The record reveals that the trial court did not give the jurors a specific unanimity instruction that all twelve of them had to agree, for each count Defendant was charged with, that the same underlying criminal conduct had to be proved beyond a reasonable doubt. Additionally, during closing arguments, the deputy prosecutor for the State confused the acts underlying each sexual assault count or mixed up the counts. (1) Therefore, it is impossible for us to determine on appeal what specific conduct formed the basis for each sexual assault count Defendant was convicted of.

I realize that the Hawai`i Supreme Court recently held that a unanimity instruction is only necessary where "(1) at trial, the prosecution adduces proof of two or more separate and distinct culpable acts; and (2) the prosecution seeks to submit to the jury that only one offense was committed[,]" State v. Valentine, ___ Hawai`i ___, ___, 998 P.2d 479, ___ (2000), and in this case, the complainant testified to three sexual penetrations and two grabs of her breast, which accounts for all of the sexual assault counts that Defendant was charged with. Moreover, since the jury returned guilty verdicts as to all of the sexual assault counts, any error caused by individual jurors considering different instances of culpable conduct for each count is probably harmless.
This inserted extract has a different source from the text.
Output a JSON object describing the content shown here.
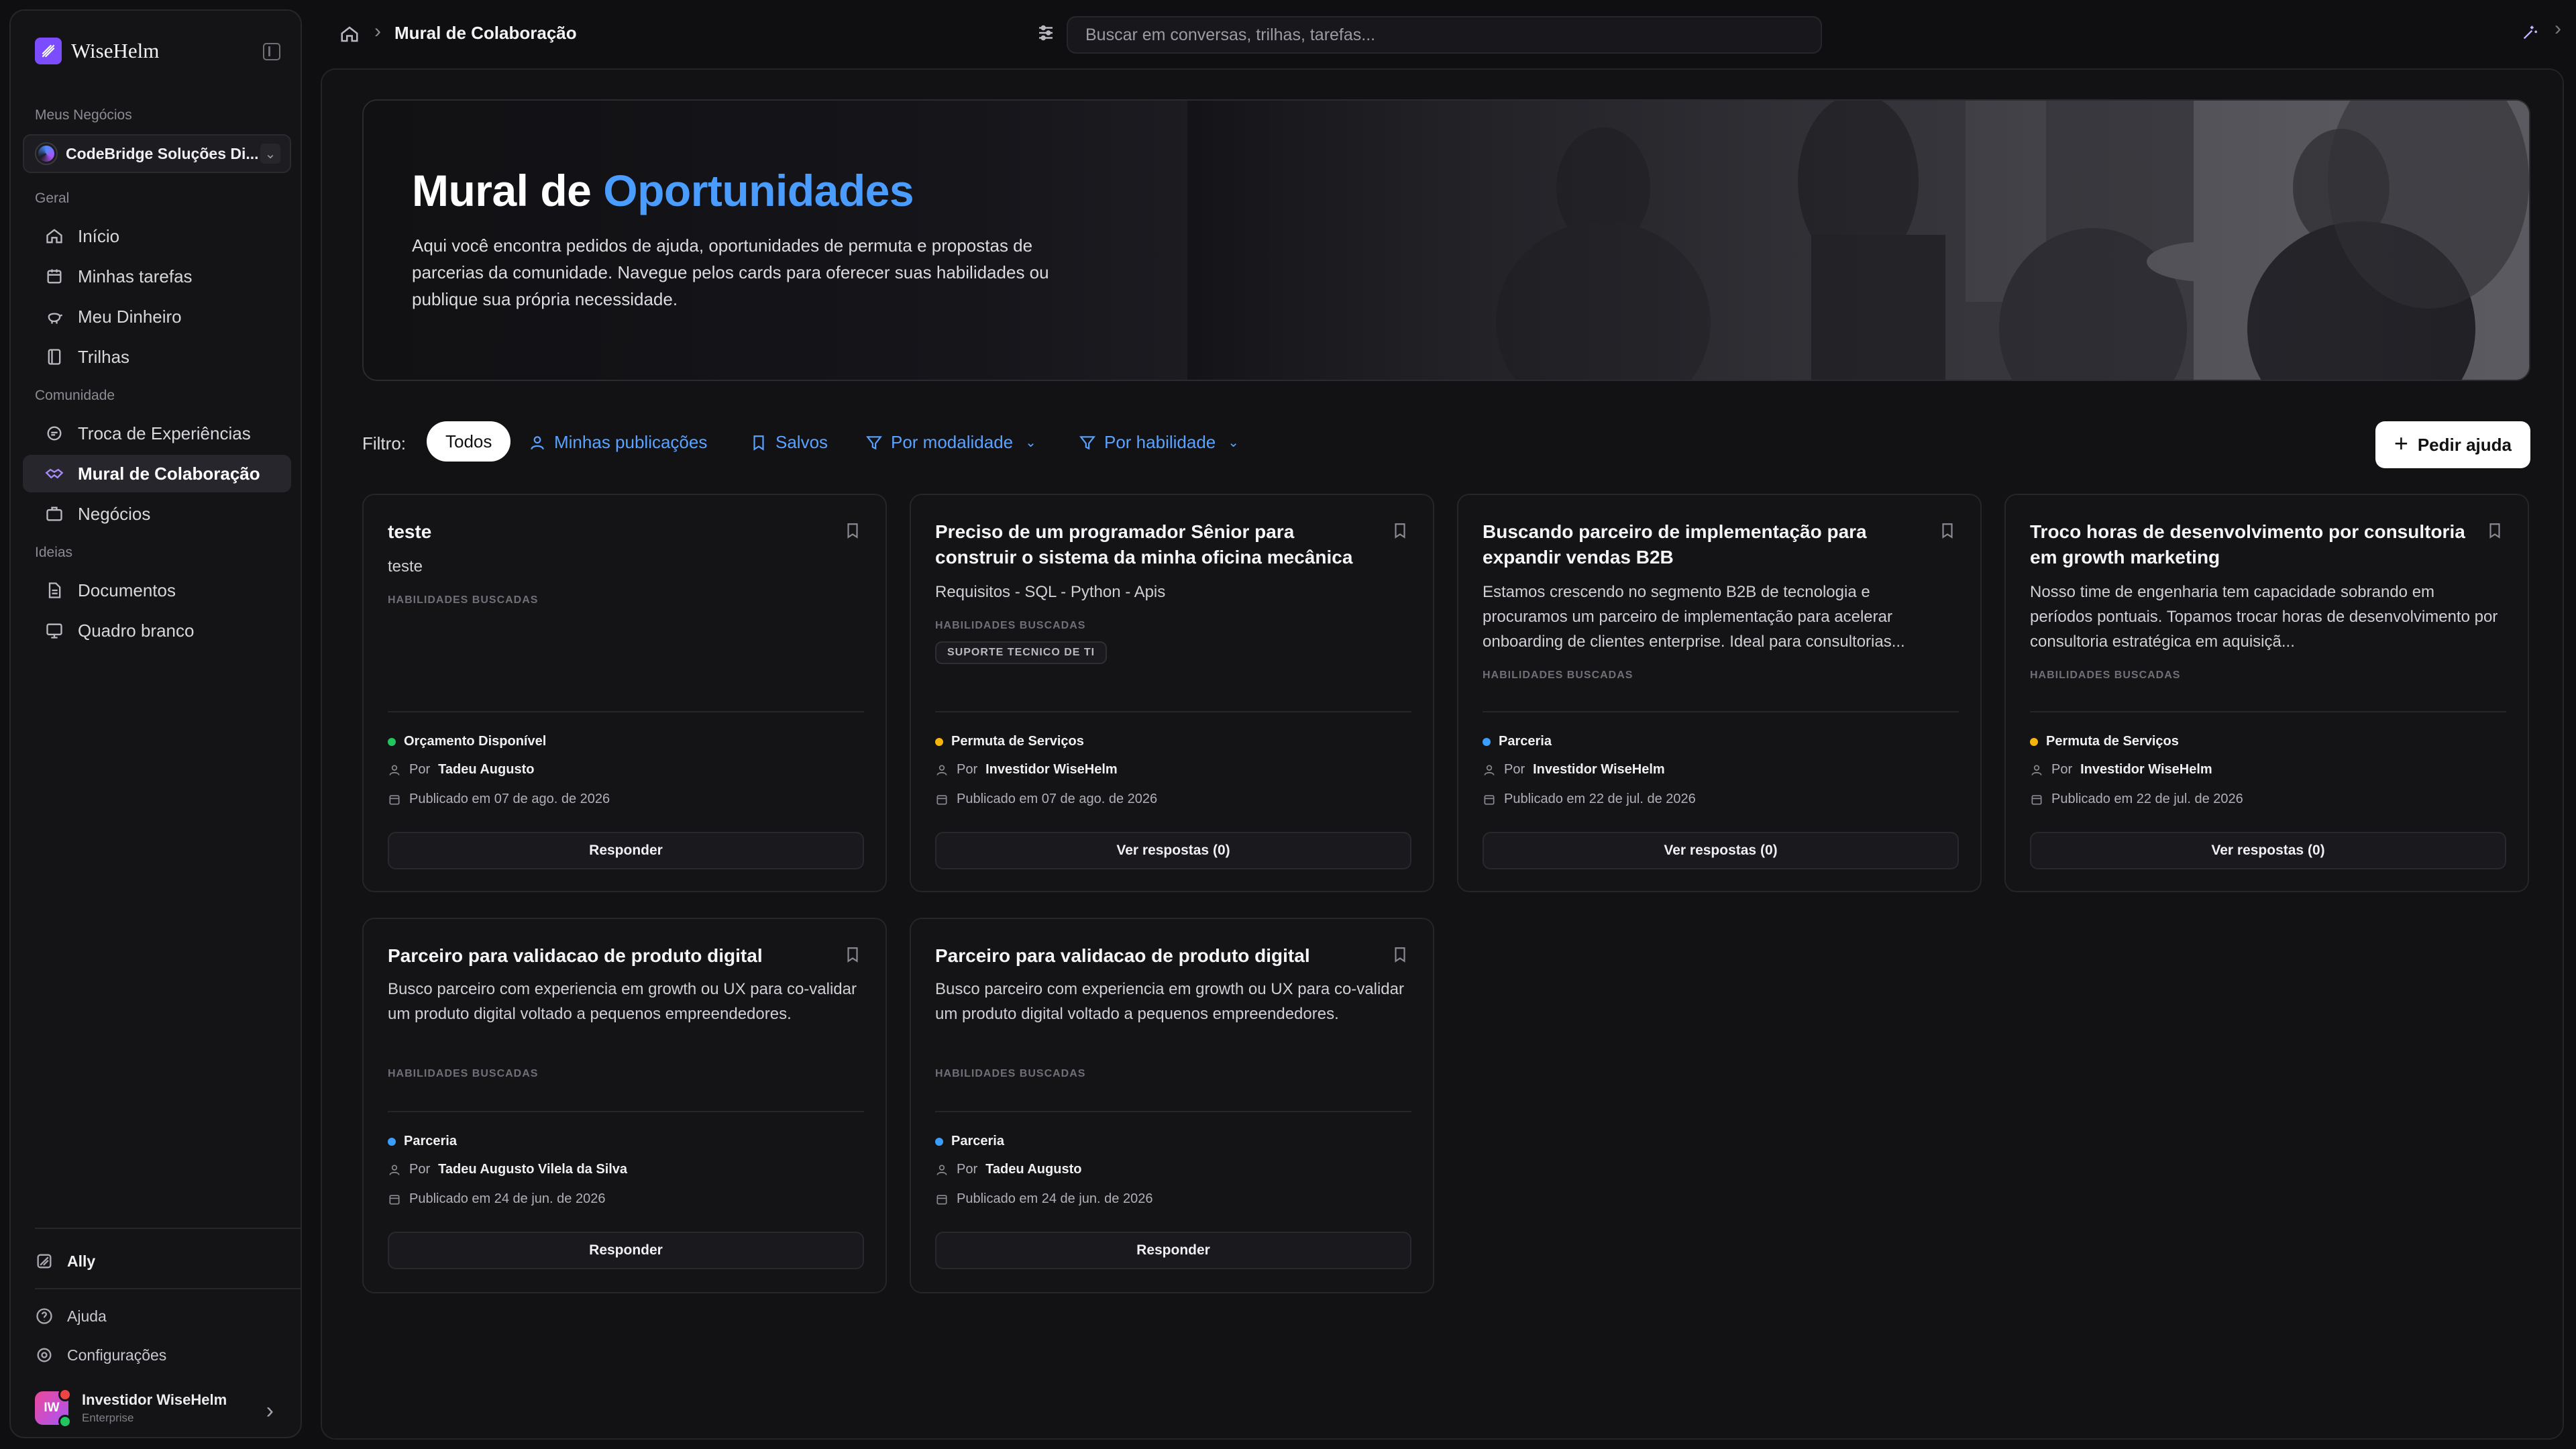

If the jury had acquitted Defendant or reached an impasse on a particular count, however, we would never know whether the jurors had unanimously determined guilt as to the other counts based on the same underlying conduct, unless the counts had been particularized for the jury or a unanimity instruction had been given. I believe that a bill of particulars, a more specific indictment, or a unanimity instruction would have been advisable in this case because such measures would have ensured that each juror voted to convict Defendant on the basis of the same instances of sexual misconduct.
 

1.     The record indicates that during closing argument, the deputy prosecutor initially identified Count 1 as sexual assault in the first degree and identified the underlying act as Defendant's inserting his penis into the complainant's vagina, using strong compulsion, and without consent. The deputy prosecutor identified the underlying conduct for Count 2, which charged sexual assault in the third degree, as grabbing the complainant's breast with strong compulsion and without consent. The deputy prosecutor identified Count 3 as sexual assault in the first degree, but did not discuss the act underlying the count. At this point, the deputy prosecutor either became confused or misspoke. He recapped Count 1 as sex in the shed after Defendant had dragged the complainant from the car. He then described Count 1 as the sexual penetration that occurred when the complainant tried to run away and Defendant tackled her and inserted his penis while the complainant was on the ground. Next, the deputy prosecutor misidentified Count 2 as sexual assault in the first degree, describing penetration that occurred after Defendant had dragged the complainant back to the shed. The deputy prosecutor then described Count 3 simply as "Hand on breast. Sexual Assault in the third degree." He then erroneously described Count 4 as Defendant grabbing the complainant's breast the first time they were having sex in the shed, which would constitute sexual assault in the third degree, when, in fact, Count 4 charged Defendant with sexual assault in the first degree. Finally, the deputy prosecutor described Count 5 as Defendant's grabbing the complainant's breast after Defendant had dragged the complainant back again.

On rebuttal, the deputy prosecutor incorrectly identified Counts 1, 3, and 5 (rather than Counts 1, 3, and 4) as charging Defendant with sexual penetration with strong compulsion and without consent. The deputy prosecutor also referred to Counts 2 and 4 (rather than Counts 2 and 5) as charging Defendant with sexual contact, hand on breast, without consent and with strong compulsion.